Hmm. Artist and healer. Writer and guide. The two intertwine, I can’t be one without the other, not anymore. To inspire and nurture the human spirit. The creative’s spirit. The warrior’s spirit. My own spirit.
This is not my typical post and perhaps not what you even want to hear from me. But it is a view from the inside of my life. And explains, in part, where my attention goes.
Writing is a means to an end for me. It always has been. And that end is to speak to the human heart.
We are adventurers in this earth-journey, and we all have different reasons we’re here.

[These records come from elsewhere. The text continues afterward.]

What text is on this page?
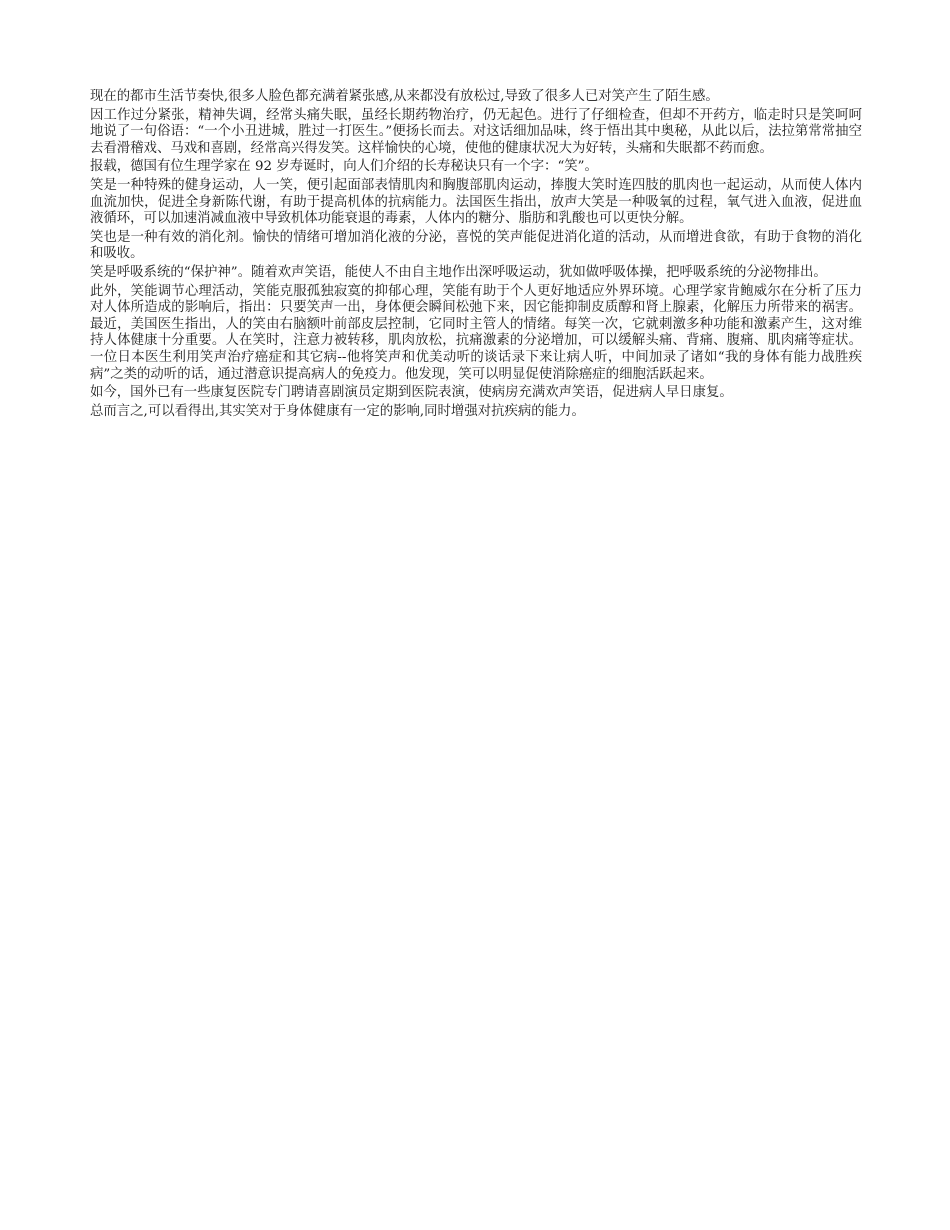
现在的都市生活节奏快,很多人脸色都充满着紧张感,从来都没有放松过,导致了很多人已对笑产生了陌生感。

因工作过分紧张，精神失调，经常头痛失眠，虽经长期药物治疗，仍无起色。进行了仔细检查，但却不开药方，临走时只是笑呵呵地说了一句俗语：“一个小丑进城，胜过一打医生。”便扬长而去。对这话细加品味，终于悟出其中奥秘，从此以后，法拉第常常抽空去看滑稽戏、马戏和喜剧，经常高兴得发笑。这样愉快的心境，使他的健康状况大为好转，头痛和失眠都不药而愈。

报载，德国有位生理学家在 92 岁寿诞时，向人们介绍的长寿秘诀只有一个字：“笑”。

笑是一种特殊的健身运动，人一笑，便引起面部表情肌肉和胸腹部肌肉运动，捧腹大笑时连四肢的肌肉也一起运动，从而使人体内血流加快，促进全身新陈代谢，有助于提高机体的抗病能力。法国医生指出，放声大笑是一种吸氧的过程，氧气进入血液，促进血液循环，可以加速消减血液中导致机体功能衰退的毒素，人体内的糖分、脂肪和乳酸也可以更快分解。

笑也是一种有效的消化剂。愉快的情绪可增加消化液的分泌，喜悦的笑声能促进消化道的活动，从而增进食欲，有助于食物的消化和吸收。

笑是呼吸系统的“保护神”。随着欢声笑语，能使人不由自主地作出深呼吸运动，犹如做呼吸体操，把呼吸系统的分泌物排出。

此外，笑能调节心理活动，笑能克服孤独寂寞的抑郁心理，笑能有助于个人更好地适应外界环境。心理学家肯鲍威尔在分析了压力对人体所造成的影响后，指出：只要笑声一出，身体便会瞬间松弛下来，因它能抑制皮质醇和肾上腺素，化解压力所带来的祸害。最近，美国医生指出，人的笑由右脑额叶前部皮层控制，它同时主管人的情绪。每笑一次，它就刺激多种功能和激素产生，这对维持人体健康十分重要。人在笑时，注意力被转移，肌肉放松，抗痛激素的分泌增加，可以缓解头痛、背痛、腹痛、肌肉痛等症状。一位日本医生利用笑声治疗癌症和其它病--他将笑声和优美动听的谈话录下来让病人听，中间加录了诸如“我的身体有能力战胜疾病”之类的动听的话，通过潜意识提高病人的免疫力。他发现，笑可以明显促使消除癌症的细胞活跃起来。

如今，国外已有一些康复医院专门聘请喜剧演员定期到医院表演，使病房充满欢声笑语，促进病人早日康复。

总而言之,可以看得出,其实笑对于身体健康有一定的影响,同时增强对抗疾病的能力。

And now… it’s past noon and I’m going to walk over to our property. The Ebay bid went higher than I want to pay, so the search continues. I’m going to sit on a bench on a small hill underneath the canopy of trees and let the sun warm my being. And I’m going to think about Love and Words and what thoughts to offer next that will restore another’s heart.
And my own.
“Resurrection” is usually associated with Christianity. But for our purposes here, I’m not going to talk about its religious meaning.
Let’s talk about resurrection and your life.
And your art.
Resurrection means “the act of rising from the dead” and “a rising again, from decay, disuse, etc.; revival.”
There are cycles to creativity. Death is part of that cycle. So is new life. Ideas are born, created, done. Old, unused ideas lose their energy and die out. We change. Shed old versions of beliefs, take on new ones as we move through life and this world. We are as fluid as the water we are made of.
But what about those parts of us (and our art) that feel dead and aren’t supposed to be?
Dreams that are just as valid and hungry for expression, but decaying because we believed too many voices that said: “that’s not possible” “who are you to do that?” “quit dreaming, get a real job.”
Manuscripts left untouched in files. Canvases stored. Things left undone and things done and not fully brought to life.
What about the part of yourself that used to do whatever art you do, because it was fun? And it made you feel alive? That part that got tamed by business and marketing and rejection and being given the message that “you’re not good enough” and “you don’t have what it takes” and “you’re not ‘commercial’ enough”? What about that?
What about your hope? Your faith? Your belief in the possible. Your belief in yourself? Your belief in doing what you love because that’s what you came to earth to do? That little well of faith, right there, in the center of your heart. What about that?
There are things we have to let go of. There are things that let go of us. And there are things that we have to fight to keep alive.
Resurrection. Returning to yourself. To life.
Where do you need to come back alive?